Имя ваз ы , означавшее «пчела на нарциссе», вполне соответствовало его характеру: он жалил кого вздумается и был чудовищно тщеславен. Он управлял ширмальским ульем, потому что слыл непревзойденным мастером своего дела. Однако собственная поварская команда его терпеть не могла, а причиной тому была его склонность к муштре подчиненных и надоевшее всем жужжание про необходимость начищать котлы до такого блеска, чтоб он мог видеть в них, как в зеркале, свое отражение. Пока ширмальцы сохраняли свое звание лучших кулинаров Долины и в чудовищных количествах поставляли кушанья во время праздничных церемоний, люди мирились и с его укусами, и с его самолюбованием. Но вот доходы стали падать, а вместе с ними стала заметно слабеть и его власть, в то же время — как вскоре станет ясно — влияние нового муллы Булбула Факха, напротив, стало заметно расти. Всю вину за это и за многое другое Ямбарзал возложил на Абдуллу.
Отчасти из восхищения кулинарным искусством Бомбура Ямбарзала, отчасти из уважения к его статусу деревенского старосты Абдулла делал все возможное, чтобы поддерживать с ним дружеские отношения. По его инициативе они вдвоем время от времени отправлялись ловить форель в горных ручьях; случалось, проводили вечера за кружкой черного рома или уходили на несколько дней в горы. За личиной расплывшегося, хвастливого индюка Абдулла сумел разглядеть другого Ямбарзала — одинокого человека, единственной страстью которого была его кулинария. Он относился к своей профессии со священным трепетом, ожидая того же от своих соратников, и испытывал страшное разочарование, когда замечал, с какой преступной легкостью его помощники отвлекались от служения божественному гастрономическому искусству ради семьи, ради любви или просто из-за утомления.
— Если бы ты не был настолько суров к самому себе, — сказал ему однажды Абдулла, — то, возможно, стал бы мягче относиться к другим и тебе веселее жилось бы.
Бомбур тотчас ощетинился.
— Я не плясун и не шут, — резко бросил он. — Я занимаюсь устройством пиров, а не забавляюсь играми.
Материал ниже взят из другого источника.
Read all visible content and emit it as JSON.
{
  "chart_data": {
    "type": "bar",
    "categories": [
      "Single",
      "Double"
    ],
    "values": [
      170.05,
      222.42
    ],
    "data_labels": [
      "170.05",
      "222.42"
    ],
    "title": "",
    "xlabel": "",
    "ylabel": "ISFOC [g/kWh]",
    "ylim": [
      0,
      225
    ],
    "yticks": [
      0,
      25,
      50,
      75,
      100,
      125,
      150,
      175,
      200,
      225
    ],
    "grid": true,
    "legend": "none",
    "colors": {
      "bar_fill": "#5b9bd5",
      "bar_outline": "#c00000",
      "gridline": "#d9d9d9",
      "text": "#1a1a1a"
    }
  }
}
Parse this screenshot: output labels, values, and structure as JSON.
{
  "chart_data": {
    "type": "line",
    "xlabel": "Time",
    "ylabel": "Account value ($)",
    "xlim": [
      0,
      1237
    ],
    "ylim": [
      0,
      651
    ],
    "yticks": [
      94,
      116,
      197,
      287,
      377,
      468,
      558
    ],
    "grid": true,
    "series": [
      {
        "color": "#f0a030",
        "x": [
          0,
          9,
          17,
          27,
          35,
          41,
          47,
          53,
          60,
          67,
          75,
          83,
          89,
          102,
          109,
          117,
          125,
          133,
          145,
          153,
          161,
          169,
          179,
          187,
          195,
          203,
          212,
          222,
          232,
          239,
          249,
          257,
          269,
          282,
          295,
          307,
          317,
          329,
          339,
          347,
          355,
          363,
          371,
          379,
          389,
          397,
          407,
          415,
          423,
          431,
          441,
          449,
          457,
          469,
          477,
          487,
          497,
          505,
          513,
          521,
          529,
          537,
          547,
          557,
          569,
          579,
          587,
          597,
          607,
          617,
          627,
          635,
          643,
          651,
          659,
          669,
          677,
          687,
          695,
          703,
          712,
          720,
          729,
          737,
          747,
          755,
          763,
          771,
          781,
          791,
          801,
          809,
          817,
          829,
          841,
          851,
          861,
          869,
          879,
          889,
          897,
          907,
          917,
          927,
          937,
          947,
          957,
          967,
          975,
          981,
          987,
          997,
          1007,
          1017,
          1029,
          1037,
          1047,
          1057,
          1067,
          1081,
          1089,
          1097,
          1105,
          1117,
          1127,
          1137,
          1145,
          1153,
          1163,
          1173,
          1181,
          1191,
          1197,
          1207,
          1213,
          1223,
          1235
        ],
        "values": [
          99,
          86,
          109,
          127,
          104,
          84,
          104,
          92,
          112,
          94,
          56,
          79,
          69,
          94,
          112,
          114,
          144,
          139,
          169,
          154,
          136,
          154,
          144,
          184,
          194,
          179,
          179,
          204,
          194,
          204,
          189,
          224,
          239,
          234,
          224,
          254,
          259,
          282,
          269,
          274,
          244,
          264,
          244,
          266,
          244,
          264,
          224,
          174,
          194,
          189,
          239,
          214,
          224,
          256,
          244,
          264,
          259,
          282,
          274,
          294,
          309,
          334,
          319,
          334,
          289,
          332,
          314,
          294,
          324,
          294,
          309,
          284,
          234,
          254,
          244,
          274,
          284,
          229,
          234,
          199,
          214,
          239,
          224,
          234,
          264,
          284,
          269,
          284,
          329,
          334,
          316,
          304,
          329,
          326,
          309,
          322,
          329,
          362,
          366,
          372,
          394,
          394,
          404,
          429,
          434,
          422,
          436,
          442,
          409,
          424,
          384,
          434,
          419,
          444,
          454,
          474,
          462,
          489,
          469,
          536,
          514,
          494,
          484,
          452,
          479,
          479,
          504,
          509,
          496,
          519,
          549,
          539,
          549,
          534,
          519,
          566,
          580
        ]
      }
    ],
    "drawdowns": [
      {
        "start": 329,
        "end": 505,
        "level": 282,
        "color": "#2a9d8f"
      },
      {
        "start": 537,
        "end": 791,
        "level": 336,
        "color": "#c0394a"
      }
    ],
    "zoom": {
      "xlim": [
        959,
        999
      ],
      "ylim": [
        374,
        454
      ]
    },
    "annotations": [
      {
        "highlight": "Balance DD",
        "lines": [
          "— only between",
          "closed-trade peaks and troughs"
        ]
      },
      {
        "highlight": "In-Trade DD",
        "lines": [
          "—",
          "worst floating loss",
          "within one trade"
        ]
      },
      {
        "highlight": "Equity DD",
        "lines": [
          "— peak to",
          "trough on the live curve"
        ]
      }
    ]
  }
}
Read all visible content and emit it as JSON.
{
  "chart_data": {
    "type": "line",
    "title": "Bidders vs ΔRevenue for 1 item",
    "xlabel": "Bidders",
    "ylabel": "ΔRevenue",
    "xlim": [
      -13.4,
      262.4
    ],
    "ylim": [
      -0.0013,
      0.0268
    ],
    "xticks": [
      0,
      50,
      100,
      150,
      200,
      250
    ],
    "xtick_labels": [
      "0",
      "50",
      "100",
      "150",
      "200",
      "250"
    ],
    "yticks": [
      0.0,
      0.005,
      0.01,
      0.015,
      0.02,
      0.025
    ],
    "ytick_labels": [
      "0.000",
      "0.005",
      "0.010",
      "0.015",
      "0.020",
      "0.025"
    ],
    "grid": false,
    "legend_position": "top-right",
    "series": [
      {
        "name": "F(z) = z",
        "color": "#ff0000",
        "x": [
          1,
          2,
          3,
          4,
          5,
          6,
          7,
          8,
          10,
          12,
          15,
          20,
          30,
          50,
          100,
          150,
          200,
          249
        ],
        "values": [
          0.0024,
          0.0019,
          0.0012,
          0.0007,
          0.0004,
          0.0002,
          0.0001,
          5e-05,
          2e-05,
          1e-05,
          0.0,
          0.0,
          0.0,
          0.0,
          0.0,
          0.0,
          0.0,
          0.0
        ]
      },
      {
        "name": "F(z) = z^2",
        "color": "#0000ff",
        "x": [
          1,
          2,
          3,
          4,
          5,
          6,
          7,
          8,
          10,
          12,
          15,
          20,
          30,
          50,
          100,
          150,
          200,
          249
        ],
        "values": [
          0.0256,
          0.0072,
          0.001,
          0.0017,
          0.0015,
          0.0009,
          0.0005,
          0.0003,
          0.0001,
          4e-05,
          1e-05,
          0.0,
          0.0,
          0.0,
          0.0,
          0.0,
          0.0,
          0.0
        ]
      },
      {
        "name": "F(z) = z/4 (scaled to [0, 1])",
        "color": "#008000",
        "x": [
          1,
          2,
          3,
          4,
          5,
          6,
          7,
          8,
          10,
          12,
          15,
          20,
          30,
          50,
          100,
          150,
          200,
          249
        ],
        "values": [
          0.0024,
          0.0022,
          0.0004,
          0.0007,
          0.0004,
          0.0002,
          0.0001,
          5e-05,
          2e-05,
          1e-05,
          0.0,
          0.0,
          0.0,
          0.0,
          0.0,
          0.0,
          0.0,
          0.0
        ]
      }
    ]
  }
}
Эти слова показали, что у них с муллой Факхом была общая, очень опасная черта — фанатизм. А безумные идеи Булбула Факха вскоре превратили жизнь обеих деревень в настоящий кошмар.
После горшечной войны всякие контакты между Бомбуром и Абдуллой были прекращены. Так продолжалось до тех пор, пока не прибыли посланцы от махараджи Дарги с требованием замириться, ибо близился праздник Дассера [6] и им предстояло объединить усилия и вместе с персоналом дворцовых кухонь приготовить достойное угощение (и развлечение) для торжественного пиршества в садах Шалимар. Празднество планировалось устроить с невиданным размахом, таким, какого не помнили со времен Джахангира [7] .
6
Дассера— праздник в честь победы бога Рамы над демоном Раваной.
7
Джахангир— правитель империи Великих Моголов в Индии в 1605–1627 гг.
Подобно тому как набираются блох от запаршивевшей собаки, к Фирдоус перешли некоторые приемы Назребаддаур. Одолеваемая провидческим зудом, Фирдоус тотчас же по этому случаю заявила, что грядут серьезные перемены к худшему и махарадже про это известно.
— Он устраивает одно увеселение за другим, как будто завтра наступит конец света, — изрекла она. — Дай-то Всевышний, чтобы это касалось только его самого, а не нас с вами.
Девять ночей подряд Пьярелал Каул неутомимо воспевал богиню Дургу и на десятый день проснулся, весь сияющий.
— С чего это ты такой довольный? — проворчала Пампуш.
Из-за беременности она в тот день чувствовала себя совсем плохо, поэтому настроение у нее было хуже некуда. К тому же ее извели песнопения. Супруг-пандит славил Всевышнего, не закрывая рта, вот уже девять дней, причем пел не только во время служб в маленьком деревенском храме, но и дома, отчего она не могла заснуть.
— Сколько бы ты ни голосил про эту любовь к богине, — в сердцах заметила Пампуш, — единственная женщина в твоей жизни — вот этот раздутый шар, то есть я.